Die CDU/CSU drängte deshalb koalitionsintern, doch noch einen speziellen Tatbestand gegen Feindeslisten einzuführen. Die SPD zeigte sich grundsätzlich offen, warnte aber vor Schnellschüssen. So wurde das Gesetz gegen Hasskriminalität Mitte Juni ohne eine entsprechende Norm beschlossen. Hauptinhalt war die Einführung einer Anzeigepflicht für soziale Netzwerke. Diese müssen ab nächstem Jahr strafbare Hasspostings nicht nur löschen, sondern auch dem BKA melden.

Interne Listen bleiben legal

Der Vorschlag der CDU/CSU für eine Strafnorm gegen Feindeslisten umfasst vier Tatbestandsmerkmale: Erstens müssen personenbezogene Daten zusammengetragen werden. Zweitens müssen diese veröffentlicht werden. Drittens muss dies geeignet sein, den öffentlichen Frieden zu stören. Und viertens muss die Liste subjektiv dazu bestimmt sein, die Bereitschaft von anderen zu fördern, gegen die in der Liste genannten Personen Straftaten zu begehen.

Damit würden allerdings keine Feindeslisten erfasst, die Extremisten nur intern anfertigen und aufbewahren. Der Union geht es um die öffentliche Einschüchterung, wie zum Beispiel durch die im Internet kursierende Liste #WirKriegenEuchAlle.

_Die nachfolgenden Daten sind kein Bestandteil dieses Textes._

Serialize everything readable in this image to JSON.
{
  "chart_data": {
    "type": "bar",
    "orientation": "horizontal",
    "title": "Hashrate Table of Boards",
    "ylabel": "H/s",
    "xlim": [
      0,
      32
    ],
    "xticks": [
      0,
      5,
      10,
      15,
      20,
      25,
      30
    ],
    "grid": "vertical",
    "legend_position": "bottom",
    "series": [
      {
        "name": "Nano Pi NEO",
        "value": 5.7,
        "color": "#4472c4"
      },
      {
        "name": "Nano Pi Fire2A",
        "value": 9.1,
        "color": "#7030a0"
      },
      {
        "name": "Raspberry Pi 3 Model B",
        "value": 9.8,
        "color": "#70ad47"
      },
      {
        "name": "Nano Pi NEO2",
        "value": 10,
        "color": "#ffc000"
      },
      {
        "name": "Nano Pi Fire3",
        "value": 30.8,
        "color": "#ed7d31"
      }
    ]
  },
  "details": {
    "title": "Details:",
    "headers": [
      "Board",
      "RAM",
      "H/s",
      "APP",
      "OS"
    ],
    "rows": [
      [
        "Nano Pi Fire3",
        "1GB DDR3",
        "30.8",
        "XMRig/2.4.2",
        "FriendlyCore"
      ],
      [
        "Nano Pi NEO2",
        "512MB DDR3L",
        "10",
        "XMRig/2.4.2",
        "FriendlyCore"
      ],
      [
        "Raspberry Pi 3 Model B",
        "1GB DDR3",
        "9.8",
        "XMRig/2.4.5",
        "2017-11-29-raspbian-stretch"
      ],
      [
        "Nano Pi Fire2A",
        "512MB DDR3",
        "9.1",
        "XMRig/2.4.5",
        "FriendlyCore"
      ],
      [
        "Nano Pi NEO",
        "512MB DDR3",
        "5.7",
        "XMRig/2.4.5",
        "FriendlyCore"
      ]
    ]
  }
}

Die Straftaten, die durch die Liste ausgelöst oder gefördert werden sollen, müssen nach dem Entwurf keine Gewalttaten sein, es würden schon Beleidigungen genügen.

Auch eine ausdrückliche Aufforderung, Straftaten zu begehen, soll nicht erforderlich sein; denn dafür gibt es bereits andere Strafnormen. Die Förderung von Straftaten muss also irgendwie anders suggestiv bewirkt werden. Dies ist sicher der heikelste Punkt des Gesetzentwurfs. Hier müssten Ermittler und Gerichte künftig Absichten in einen Text hineinlesen, die eben nicht explizit genannt werden.

Die rechtspolitischen Sprecher Jan-Marco Luczak (CDU/CSU) und Johannes Fechner (SPD) sind sich einig, dass die neue Strafnorm nicht die Pressefreiheit und auch nicht die Tätigkeit von NGOs einschränken soll. Nicht jede Liste mit Rassisten oder Umweltsündern solle künftig bestraft werden. Die Abgrenzung wird aber schwierig sein.

Die Koalition will im September konkrete Verhandlungen über die neue Strafnorm aufnehmen. Bis dahin soll auch das Bundesjustizministerium einen Vorschlag vorlegen.